What AI Can’t Replace:
What AI Can’t Replace:
Blog Article
Joseph Plazo’s Hard Truths to Asia’s Next Generation of Investors
In an age of algorithmic promises, a bold voice in Southeast Asia issues a sharp reminder that money still bends to human instinct—conscience, context, and conviction.
“AI won’t make you rich. But it will amplify your errors at scale.”
That was the provocative opener at his standing-room-only keynote at the University of the Philippines’ academic hall—and it landed like a thunderclap.
Facing him were hundreds of future fund managers and technologists—portfolio hopefuls, quant researchers, and finance scholars from Asia’s top universities.
Plazo—a pioneer in intelligent trading systems—unveiled a truth-filled lecture on what AI can and can’t do in live-market investing.
And what it can’t do, he stressed, is understand story or nuance.
### Beyond the Hype: Investing in the Age of Overpromised Intelligence
Dressed in a razor-sharp outfit, Plazo moved like a cross between preacher and prosecutor.
He began the teardown with a short video montage—YouTubers hawking AI bots. Then he paused.
“I created the model they ripped off,” he said, matter-of-fact.
Laughter broke out—but that wasn’t the punchline.
The message? Most models replay what already happened.
“You can’t outsource principles. AI doesn’t believe in a trade—it mirrors what already happened.”

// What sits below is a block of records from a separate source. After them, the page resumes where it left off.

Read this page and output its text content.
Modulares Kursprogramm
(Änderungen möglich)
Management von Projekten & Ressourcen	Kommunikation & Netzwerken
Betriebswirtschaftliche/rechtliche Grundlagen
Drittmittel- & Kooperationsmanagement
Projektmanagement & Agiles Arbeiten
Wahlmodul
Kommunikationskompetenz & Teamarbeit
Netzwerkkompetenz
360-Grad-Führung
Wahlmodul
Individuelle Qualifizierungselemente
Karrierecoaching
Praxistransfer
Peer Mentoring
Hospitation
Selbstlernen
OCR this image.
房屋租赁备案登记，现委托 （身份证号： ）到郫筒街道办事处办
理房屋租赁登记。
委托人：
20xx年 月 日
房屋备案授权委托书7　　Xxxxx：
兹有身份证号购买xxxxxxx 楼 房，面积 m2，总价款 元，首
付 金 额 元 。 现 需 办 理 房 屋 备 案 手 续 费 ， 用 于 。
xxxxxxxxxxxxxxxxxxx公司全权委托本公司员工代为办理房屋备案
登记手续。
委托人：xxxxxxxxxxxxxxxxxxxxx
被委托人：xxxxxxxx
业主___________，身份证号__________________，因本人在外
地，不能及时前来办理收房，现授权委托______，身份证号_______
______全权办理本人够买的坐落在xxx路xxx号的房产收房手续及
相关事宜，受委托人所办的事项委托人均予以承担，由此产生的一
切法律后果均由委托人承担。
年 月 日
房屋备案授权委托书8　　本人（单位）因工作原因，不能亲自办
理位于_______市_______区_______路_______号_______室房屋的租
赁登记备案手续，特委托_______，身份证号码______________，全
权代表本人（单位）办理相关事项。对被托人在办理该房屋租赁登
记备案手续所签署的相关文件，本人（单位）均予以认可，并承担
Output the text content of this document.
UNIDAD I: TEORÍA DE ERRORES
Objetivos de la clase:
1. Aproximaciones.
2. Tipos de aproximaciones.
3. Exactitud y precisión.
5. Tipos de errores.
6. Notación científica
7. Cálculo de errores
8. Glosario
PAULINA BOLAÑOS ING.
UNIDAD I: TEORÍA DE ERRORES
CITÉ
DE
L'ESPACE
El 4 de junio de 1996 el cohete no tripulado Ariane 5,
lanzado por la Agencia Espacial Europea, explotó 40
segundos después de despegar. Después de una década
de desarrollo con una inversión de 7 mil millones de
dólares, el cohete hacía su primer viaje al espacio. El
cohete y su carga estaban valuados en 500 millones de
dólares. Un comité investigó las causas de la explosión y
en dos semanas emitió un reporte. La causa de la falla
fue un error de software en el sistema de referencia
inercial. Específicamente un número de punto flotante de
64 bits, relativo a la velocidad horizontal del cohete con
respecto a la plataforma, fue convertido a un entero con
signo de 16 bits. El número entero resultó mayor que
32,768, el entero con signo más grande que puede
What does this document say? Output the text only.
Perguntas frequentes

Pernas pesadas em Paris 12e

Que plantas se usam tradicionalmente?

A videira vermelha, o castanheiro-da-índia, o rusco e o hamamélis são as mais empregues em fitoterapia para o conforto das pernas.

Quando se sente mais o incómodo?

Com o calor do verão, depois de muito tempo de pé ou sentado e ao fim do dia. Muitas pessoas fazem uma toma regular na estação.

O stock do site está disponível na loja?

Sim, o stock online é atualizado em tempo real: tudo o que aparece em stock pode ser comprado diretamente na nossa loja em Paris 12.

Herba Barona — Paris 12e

“When war erupts, when Powell slips during a Fed announcement, when a bank tumbles before markets open—AI doesn’t notice. That’s where we come in.”
### The Students Who Challenged Him—and Got Schooled
One unforgettable moment? A showdown between machine and instinct.
A student from NUS presented an AI-backed trade on the get more info Nikkei—equipped with indicators, trends, and sentiment metrics.
Plazo eyed it. Then said:
“Solid—but blind to central bank footprints. Your AI doesn’t read motive. It reads tweets.”
The audience murmured. The student bowed slightly. Then: applause.
Another moment: A robotics PhD from Kyoto asked if quantum computing would render all current models useless.
Plazo’s answer? “Yes—and no. Quantum speed won’t erase flawed logic. Train an AI on fear, and it’ll become hysteria with processing power.”
### The Three Myths Plazo Shattered in 45 Minutes
1. **“AI Will Replace Portfolio Managers.”**
Nope. AI augments—it crunches, optimizes, and speeds up decisions—but it doesn’t see through fog-of-war events.
2. **“AI Understands Fundamentals.”**
Wrong. AI interprets numbers, but can’t see through diplomatic posturing. It may model interest rates, but it doesn’t hear whispers in Davos.
3. **“AI Makes You Smarter.”**
Actually, it might make you duller. “The real risk isn’t AI itself,” Plazo warned. “It’s losing your grip on human reason.”
### Why Asia Paid Close Attention
This wasn’t your average AI hype fest.
Asia’s universities are now minting billion-dollar fund builders. They’re asking: more code, or more conscience?
Plazo’s call: “Do both—but lead with the mind.”
In closed-door chats at Ateneo and a roundtable at AIM, professors wrestled with what they called a clarion call.
One finance dean shared off-record, “This talk shifts the ethical foundation. Not magic—mirror.”
### The Future AI Can Build
Despite the truth bombs, Plazo isn’t against innovation.
He’s building models that read psychology as well as numbers—fusing bias detection and central bank logic.
His stance? “Co-pilot AI. Don’t worship it.”
“AI doesn’t need more data. It needs discernment. And that still belongs to us.”
The crowd rose as one. And his message is still echoing in Asia’s finance incubators.
In a world drunk on AI hype, Plazo gave the crowd what AI can’t: humanity.